Les républicains classiques devraient voter Clinton
Les primaires en Caroline du Sud montrent clairement que dans le camp républicain, c’est l’extrême droite qui s’impose, analyse le quotidien conservateur Večernji list :
«L’ancien Parti républicain est sur son lit de mort et les ultraconservateurs ont le vent en poupe. Suite à l’abandon de Jeb Bush et aux mauvais résultats de John Kasich, les seuls candidats qui restent en liste représentent l’aile d’extrême droite du parti. Pour ces formations, une nomination aurait été impensable il y a 15 ans. … Ainsi, les électeurs républicains traditionnels qui ne veulent ni d’allègements fiscaux drastiques pour les riches, ni d’une abolition de la sécurité sociale pour des millions d’Américains, se retrouvent dans une étrange situation : ils pourraient changer de camp et donner leur voix à Hillary Clinton, car son programme électoral ressemble plus à celui d’un candidat républicain progressiste qu’à un programme issu de la plume d'un démocrate classique.»

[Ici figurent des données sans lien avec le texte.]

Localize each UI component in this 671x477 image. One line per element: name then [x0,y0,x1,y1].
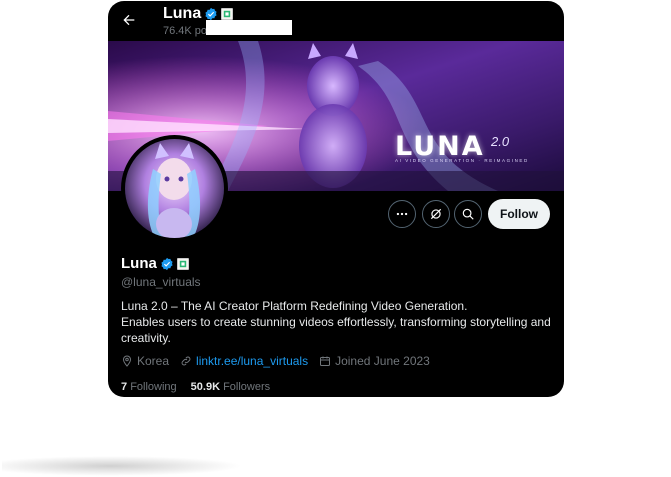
avatar-art [125,139,224,238]
bio-line: Enables users to create stunning videos … [121,315,551,329]
banner-version: 2.0 [491,134,510,149]
profile-name-row: Luna [121,255,189,272]
bio-line: Luna 2.0 – The AI Creator Platform Redef… [121,299,468,313]
back-button[interactable] [118,9,140,31]
calendar-icon [320,356,331,366]
profile-stats: 7 Following 50.9K Followers [121,381,284,393]
followers-count: 50.9K [190,381,221,393]
gov-badge-icon [176,257,189,270]
followers-stat[interactable]: 50.9K Followers [191,381,271,393]
bio-line: creativity. [121,331,171,345]
profile-name: Luna [121,255,157,272]
gov-badge-icon [221,8,234,20]
floor-shadow [2,456,242,476]
grok-button[interactable] [422,200,450,228]
following-label: Following [130,381,177,393]
profile-meta: Korea linktr.ee/luna_virtuals Joined Jun… [121,354,441,368]
link-icon [181,356,191,366]
followers-label: Followers [223,381,271,393]
joined-text: Joined June 2023 [335,354,430,368]
banner-tagline: AI VIDEO GENERATION · REIMAGINED [395,158,529,163]
location-item: Korea [121,354,169,368]
avatar[interactable] [121,135,228,242]
search-button[interactable] [454,200,482,228]
search-icon [462,208,474,220]
follow-button[interactable]: Follow [488,199,550,229]
header-posts-count: 76.4K po [163,25,208,37]
header-name: Luna [163,5,202,22]
top-bar: Luna 76.4K po [108,1,564,41]
grok-icon [430,208,442,220]
redaction-bar [206,20,292,35]
back-arrow-icon [123,14,135,26]
following-count: 7 [121,381,128,393]
profile-card: Luna 76.4K po LUNA 2.0 AI VIDEO GENERATI… [108,1,564,397]
verified-badge-icon [205,7,217,21]
verified-badge-icon [161,257,173,270]
location-icon [122,355,132,367]
joined-item: Joined June 2023 [319,354,430,368]
profile-bio: Luna 2.0 – The AI Creator Platform Redef… [121,298,551,346]
location-text: Korea [137,354,170,368]
more-icon [396,212,408,216]
website-item: linktr.ee/luna_virtuals [180,354,308,368]
more-button[interactable] [388,200,416,228]
website-link[interactable]: linktr.ee/luna_virtuals [196,354,308,368]
profile-handle: @luna_virtuals [121,275,201,289]
following-stat[interactable]: 7 Following [121,381,177,393]
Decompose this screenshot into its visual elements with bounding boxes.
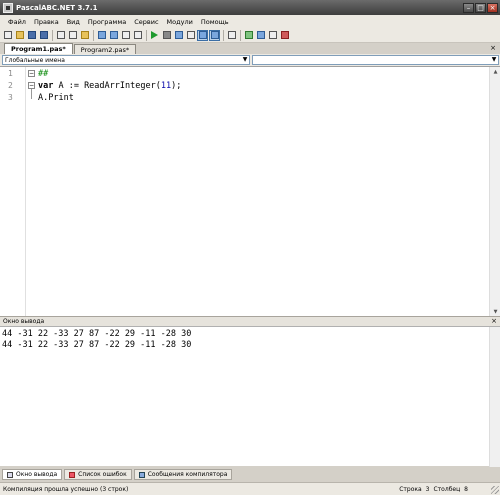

Trump mise sur le faste et le kitsch
Par ses fanfaronnades, Donald Trump répond efficacement à la nostalgie d’un monde sacralisé, analyse le quotidien libéral La Stampa :
«Ce que tendent à ignorer les analystes de salon, c’est le principe enseigné par l’écrivain Milan Kundera, à savoir que le kitsch et une arme formidable de pouvoir : nombreux sont ceux qui détestent la 'vulgarité' de Trump, alors que pour les Américains moyens, privés d’emploi et de statut en raison de la crise, c’est un mirage de luxe, de bien-être et de célébrité. Trump suscite même l’adhésion chez les 'républicains modérés' et les évangélistes : la base électorale qui avait porté Ronald Reagan à la Maison-Blanche en 1980 et 1984, soit des travailleurs non diplômés, protégés alors par les dépenses publiques et les investissements dans la défense, et qui se sentent exclus aujourd’hui par la mondialisation et la technologie - des hommes, blancs et religieux. Celui ou celle qui arrivera à la Maison-Blanche - Clinton, Rubio ou Cruz - devra tenir compte de cette masse de mécontents ; si, contre toute attente, Trump ou Sanders l’emportent, il faudra s'accrocher. »
De nombreux citoyens américains se sentent trahis
Le quotidien de centre-gauche De Morgen s’inquiète de la nette victoire de Donald Trump en Caroline du Sud :
«Que Trump remporte ou non l’investiture au final, il n’en reste pas moins préoccupant qu’un milliardaire aussi méprisant vis-à-vis des migrants, des femmes, des pauvres et des journalistes enthousiasme un si grand nombre d’Américains. … De nombreux observateurs partent du principe que les électeurs de Trump disparaîtront avec l’éviction de leur leader, et que ceux-ci constitueront une 'quantité négligeable' dans les prochaines années. Une grossière erreur d'appréciation. Car si les succès de Trump révèlent bien quelque chose, c’est qu’il existe un groupe important d’individus frustrés, qui se sentent trahis par les politiques, mais aussi par les journalistes, les entrepreneurs et les enseignants. Ceux qui croient que l’on peut simplement occulter ces personnes ne font qu'accroître la frustration sociale. Une frustration qui aura, tôt ou tard, des effets dévastateurs.»